JEFFERSON
Chapter One - The Orphan of Shadwell
Section 2 of 15
CHAPTER ONE
The Orphan of Shadwell
THOMAS JEFFERSON WAS born in 1743 in Virginia, on a patch of land called Shadwell. His father, Peter, was a self-made surveyor who married into the Randolphs. One of the richest, most connected families in the colony. His mother, Jane, came from English bloodlines and old money.
Jefferson wasn’t born poor, and he wasn’t born average. From day one, he had land, books, and enslaved labor. That was the baseline.
But things shifted early. His dad died when Thomas was 14. He left behind a big estate and a pile of expectations. The family still had wealth, but the emotional center cracked. Jane, his mother, wasn’t exactly warm. And after Peter died, she pulled back even more. Jefferson learned to keep things inside. His mind became his world.

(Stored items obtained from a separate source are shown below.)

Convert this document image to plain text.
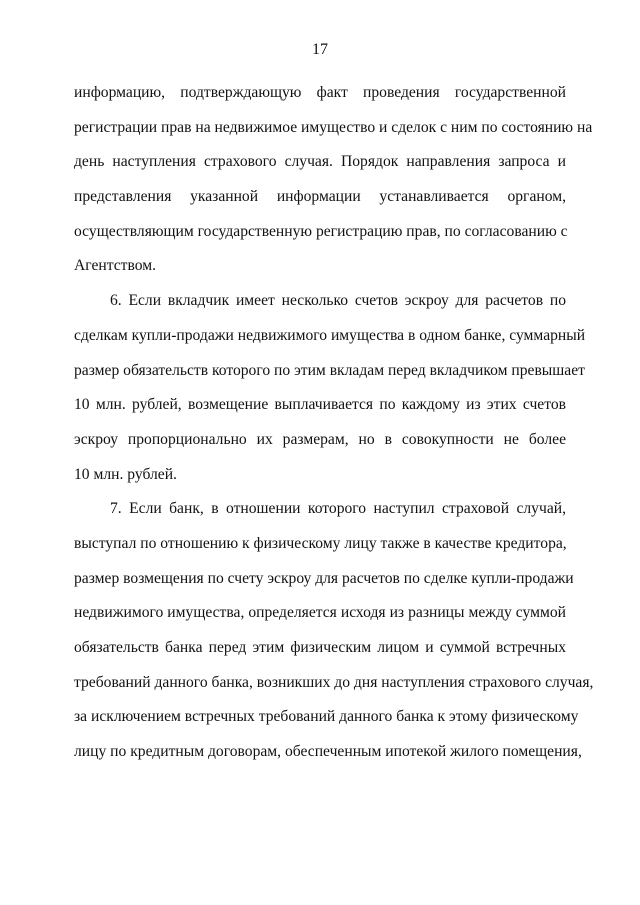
17
информацию, подтверждающую факт проведения государственной
регистрации прав на недвижимое имущество и сделок с ним по состоянию на
день наступления страхового случая. Порядок направления запроса и
представления указанной информации устанавливается органом,
осуществляющим государственную регистрацию прав, по согласованию с
Агентством.
6. Если вкладчик имеет несколько счетов эскроу для расчетов по
сделкам купли-продажи недвижимого имущества в одном банке, суммарный
размер обязательств которого по этим вкладам перед вкладчиком превышает
10 млн. рублей, возмещение выплачивается по каждому из этих счетов
эскроу пропорционально их размерам, но в совокупности не более
10 млн. рублей.
7. Если банк, в отношении которого наступил страховой случай,
выступал по отношению к физическому лицу также в качестве кредитора,
размер возмещения по счету эскроу для расчетов по сделке купли-продажи
недвижимого имущества, определяется исходя из разницы между суммой
обязательств банка перед этим физическим лицом и суммой встречных
требований данного банка, возникших до дня наступления страхового случая,
за исключением встречных требований данного банка к этому физическому
лицу по кредитным договорам, обеспеченным ипотекой жилого помещения,
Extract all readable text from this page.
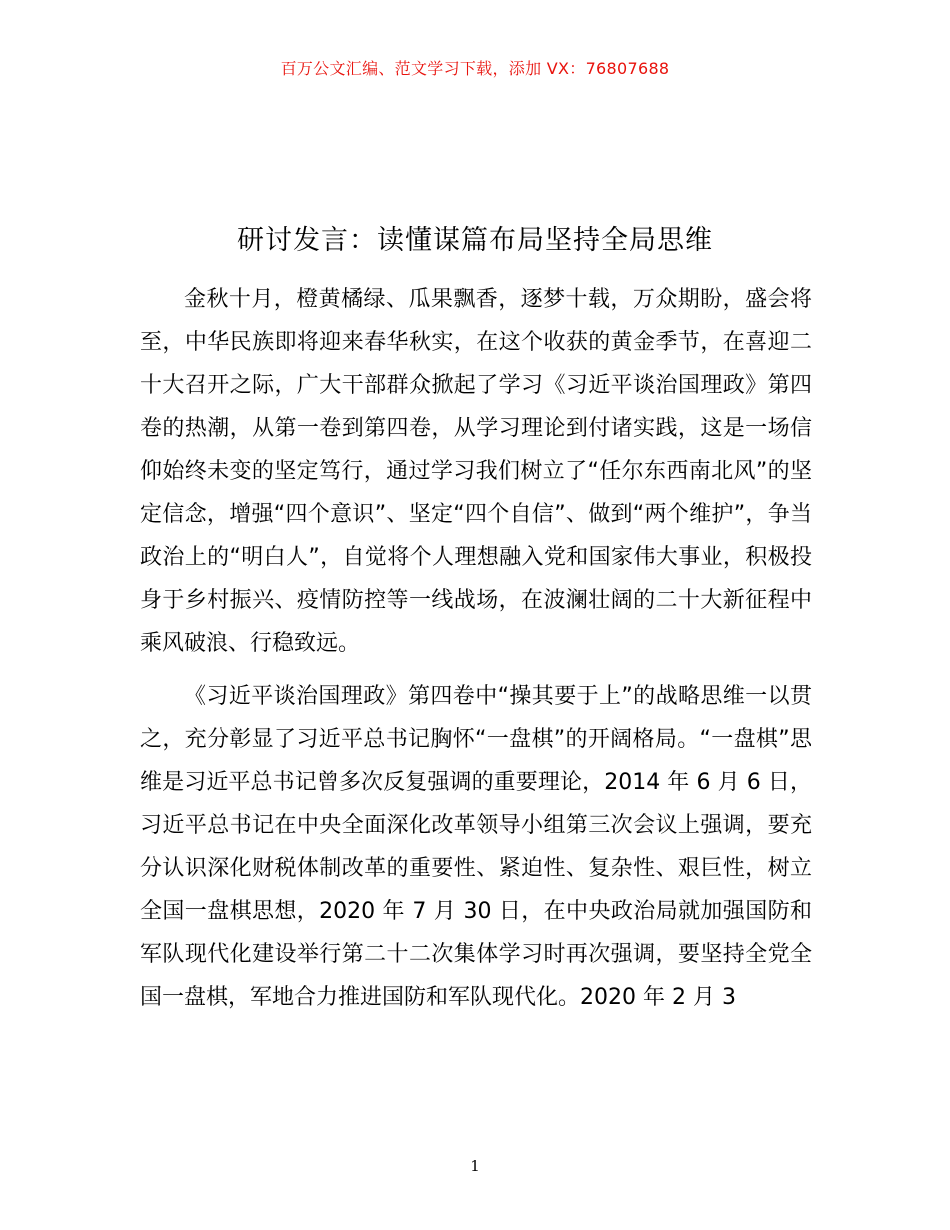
百万公文汇编、范文学习下载，添加 VX：76807688
研讨发言：读懂谋篇布局坚持全局思维

金秋十月，橙黄橘绿、瓜果飘香，逐梦十载，万众期盼，盛会将至，中华民族即将迎来春华秋实，在这个收获的黄金季节，在喜迎二十大召开之际，广大干部群众掀起了学习《习近平谈治国理政》第四卷的热潮，从第一卷到第四卷，从学习理论到付诸实践，这是一场信仰始终未变的坚定笃行，通过学习我们树立了“任尔东西南北风”的坚定信念，增强“四个意识”、坚定“四个自信”、做到“两个维护”，争当政治上的“明白人”，自觉将个人理想融入党和国家伟大事业，积极投身于乡村振兴、疫情防控等一线战场，在波澜壮阔的二十大新征程中乘风破浪、行稳致远。

《习近平谈治国理政》第四卷中“操其要于上”的战略思维一以贯之，充分彰显了习近平总书记胸怀“一盘棋”的开阔格局。“一盘棋”思维是习近平总书记曾多次反复强调的重要理论，2014 年 6 月 6 日，习近平总书记在中央全面深化改革领导小组第三次会议上强调，要充分认识深化财税体制改革的重要性、紧迫性、复杂性、艰巨性，树立全国一盘棋思想，2020 年 7 月 30 日，在中央政治局就加强国防和军队现代化建设举行第二十二次集体学习时再次强调，要坚持全党全国一盘棋，军地合力推进国防和军队现代化。2020 年 2 月 3

1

And in that world, he started building.
He read everything. Latin. Greek. Science. History. Law. Philosophy. He memorized parts of Cicero and absorbed Enlightenment writers like Locke and Montesquieu. While other kids were learning how to ride or shoot, Jefferson was already drawing up theories on how governments should work.
He wasn’t loud about it. He was reserved, careful, and methodical. He played the violin. He studied how to argue without raising his voice. And he started dreaming up what would eventually become Monticello. Not just a house, but a reflection of how he thought the world should be.
At 16, he entered the College of William & Mary in Williamsburg. There, he studied under George Wythe, one of the sharpest legal minds in the colonies. Jefferson soaked it all up, law, rhetoric, science, architecture, everything. He built a worldview that ran on reason and structure. He believed in liberty. He believed in order. And he believed that the best system was the one guided by the smartest men.
Men like him.
What he didn’t question, not seriously, not yet, was the foundation under his feet. The labor that made his life possible. The people who worked his land and cleaned his home and raised his food. That part went unexamined.
He passed the bar in 1767 and started practicing law. He was good at it. Clean arguments. Calm delivery. No theater. Just precision. His reputation grew.
By his early twenties, Jefferson had everything set: land, education, connections, and a rising name. He had big ideas and believed he could help shape what the colonies might become.
He didn’t know it yet, but he’d end up writing the most famous words in American history.
He also didn’t know that his own life would stand in direct conflict with them.